The olefin homopolymer according to the present invention has excellent stiffness, heat resistance, surface hardness, glossiness, transparency and impact strength.

The first and second propylene copolymers of the present invention (the amount of monomer units derived from α-olefins other than propylene is 5% or less) have excellent transparency, rigidity, surface hardness, heat resistance, heat sealing, anti-locking properties, It has anti-bleed out property and impact strength.

The propylene copolymer of the present invention (the amount of monomer units derived from α-olefins other than propylene is not less than 5 mol%) has excellent transparency, environmental aging, low temperature heat sealability improvement effect and impact strength.

The third propylene copolymer according to the present invention has excellent stiffness, surface hardness, heat resistance, transparency, heat sealing property, anti blocking property, and anti bleed out property, and thus is suitable for films, sheets, containers, drawn yarns, nonwoven fabrics, and the like.

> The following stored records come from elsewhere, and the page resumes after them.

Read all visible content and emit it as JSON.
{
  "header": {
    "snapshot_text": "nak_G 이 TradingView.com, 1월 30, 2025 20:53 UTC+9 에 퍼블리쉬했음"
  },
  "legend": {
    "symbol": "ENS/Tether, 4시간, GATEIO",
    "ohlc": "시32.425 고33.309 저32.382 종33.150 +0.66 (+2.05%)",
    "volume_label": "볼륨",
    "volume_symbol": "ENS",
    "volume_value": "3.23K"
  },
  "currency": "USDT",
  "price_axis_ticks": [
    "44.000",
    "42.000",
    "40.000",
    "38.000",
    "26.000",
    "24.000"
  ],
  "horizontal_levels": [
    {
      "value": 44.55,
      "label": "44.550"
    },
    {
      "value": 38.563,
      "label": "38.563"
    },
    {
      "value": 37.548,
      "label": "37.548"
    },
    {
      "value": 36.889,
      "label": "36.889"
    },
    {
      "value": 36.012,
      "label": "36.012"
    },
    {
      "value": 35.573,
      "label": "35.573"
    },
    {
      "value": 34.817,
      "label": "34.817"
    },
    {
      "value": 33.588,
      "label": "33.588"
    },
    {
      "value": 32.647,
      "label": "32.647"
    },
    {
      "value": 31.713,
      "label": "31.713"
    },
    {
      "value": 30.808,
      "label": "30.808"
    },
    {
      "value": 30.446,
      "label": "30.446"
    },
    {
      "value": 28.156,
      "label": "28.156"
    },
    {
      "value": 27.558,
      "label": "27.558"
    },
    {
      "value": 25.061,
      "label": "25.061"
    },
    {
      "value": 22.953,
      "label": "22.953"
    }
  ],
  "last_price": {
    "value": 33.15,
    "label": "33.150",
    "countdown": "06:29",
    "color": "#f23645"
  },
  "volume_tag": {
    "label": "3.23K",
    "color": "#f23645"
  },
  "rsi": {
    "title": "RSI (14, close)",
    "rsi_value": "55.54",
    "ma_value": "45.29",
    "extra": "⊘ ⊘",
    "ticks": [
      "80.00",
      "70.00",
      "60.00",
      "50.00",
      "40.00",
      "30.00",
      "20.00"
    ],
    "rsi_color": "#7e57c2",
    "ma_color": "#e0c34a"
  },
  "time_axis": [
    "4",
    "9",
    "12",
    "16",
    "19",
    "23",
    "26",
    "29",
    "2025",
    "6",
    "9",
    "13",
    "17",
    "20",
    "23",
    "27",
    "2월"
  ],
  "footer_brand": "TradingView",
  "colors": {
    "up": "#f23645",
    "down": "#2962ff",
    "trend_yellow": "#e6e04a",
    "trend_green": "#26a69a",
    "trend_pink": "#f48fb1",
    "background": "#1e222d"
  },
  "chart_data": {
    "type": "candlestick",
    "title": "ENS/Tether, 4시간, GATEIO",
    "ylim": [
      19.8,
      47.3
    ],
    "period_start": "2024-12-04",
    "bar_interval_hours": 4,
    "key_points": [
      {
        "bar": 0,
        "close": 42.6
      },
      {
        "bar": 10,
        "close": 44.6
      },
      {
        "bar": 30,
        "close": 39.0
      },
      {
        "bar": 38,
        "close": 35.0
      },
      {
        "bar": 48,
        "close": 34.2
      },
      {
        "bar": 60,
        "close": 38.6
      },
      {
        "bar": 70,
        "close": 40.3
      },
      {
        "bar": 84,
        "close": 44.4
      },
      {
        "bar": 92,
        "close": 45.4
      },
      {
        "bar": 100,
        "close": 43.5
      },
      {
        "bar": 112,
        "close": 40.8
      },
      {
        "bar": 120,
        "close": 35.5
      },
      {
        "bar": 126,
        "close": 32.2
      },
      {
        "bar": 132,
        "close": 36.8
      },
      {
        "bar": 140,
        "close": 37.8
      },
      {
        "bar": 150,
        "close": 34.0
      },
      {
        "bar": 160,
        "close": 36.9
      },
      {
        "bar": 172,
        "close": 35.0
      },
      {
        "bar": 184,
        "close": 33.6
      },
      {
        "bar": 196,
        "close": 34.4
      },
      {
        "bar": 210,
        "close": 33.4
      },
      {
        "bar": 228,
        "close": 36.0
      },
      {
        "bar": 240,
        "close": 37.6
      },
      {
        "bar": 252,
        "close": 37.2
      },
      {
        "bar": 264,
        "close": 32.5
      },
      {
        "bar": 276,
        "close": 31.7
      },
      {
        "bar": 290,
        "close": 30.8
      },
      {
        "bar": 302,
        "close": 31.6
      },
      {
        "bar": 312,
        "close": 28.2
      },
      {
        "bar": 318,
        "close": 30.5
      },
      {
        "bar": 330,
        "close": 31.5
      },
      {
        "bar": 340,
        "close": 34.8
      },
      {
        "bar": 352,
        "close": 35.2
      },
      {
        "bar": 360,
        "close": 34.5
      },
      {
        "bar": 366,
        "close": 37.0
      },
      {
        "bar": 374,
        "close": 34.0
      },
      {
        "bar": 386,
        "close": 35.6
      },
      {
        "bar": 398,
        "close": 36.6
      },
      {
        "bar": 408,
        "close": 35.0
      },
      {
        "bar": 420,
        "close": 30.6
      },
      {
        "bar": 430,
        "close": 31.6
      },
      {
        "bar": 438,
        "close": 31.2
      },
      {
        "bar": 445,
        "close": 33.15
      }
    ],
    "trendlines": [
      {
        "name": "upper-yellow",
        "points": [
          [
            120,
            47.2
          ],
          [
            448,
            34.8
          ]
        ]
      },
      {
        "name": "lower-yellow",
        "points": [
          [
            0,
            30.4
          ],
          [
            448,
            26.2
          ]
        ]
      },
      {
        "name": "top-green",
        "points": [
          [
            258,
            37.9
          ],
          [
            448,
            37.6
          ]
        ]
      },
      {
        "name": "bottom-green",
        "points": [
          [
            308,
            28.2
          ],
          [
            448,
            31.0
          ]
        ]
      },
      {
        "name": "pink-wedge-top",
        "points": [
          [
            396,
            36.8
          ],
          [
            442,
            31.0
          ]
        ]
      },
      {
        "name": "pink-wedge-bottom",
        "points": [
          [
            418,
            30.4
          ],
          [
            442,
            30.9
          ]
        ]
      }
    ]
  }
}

Propylene elastomer according to the present invention is excellent in heat resistance, shock absorption, transparency, heat sealing and anti-blocking properties can be used alone for films, sheets and the like and can also be suitably used as a modifier of the thermoplastic resin.

Claims (1)

In propylene elastomers, (i) the elastomer contains 50 to 95 mole percent propylene units and 5 to 50 mole percent ethylene units; (ii) the triadtaxity of the propylene unit chain of the dumi-bond is not less than 90.0% as measured by ¹³ C-NMR; (iii) the ratio of the irregular position unit by 2,1-insertion of the propylene monomer in all the propylene insertions is 0.05% to 0.5% as measured by ¹³ C-NMR; (iv) Propylene elastomer having intrinsic viscosity measured in 135 ° C decahydro naphthalene and in the range of 0.1 to 12 dl / g.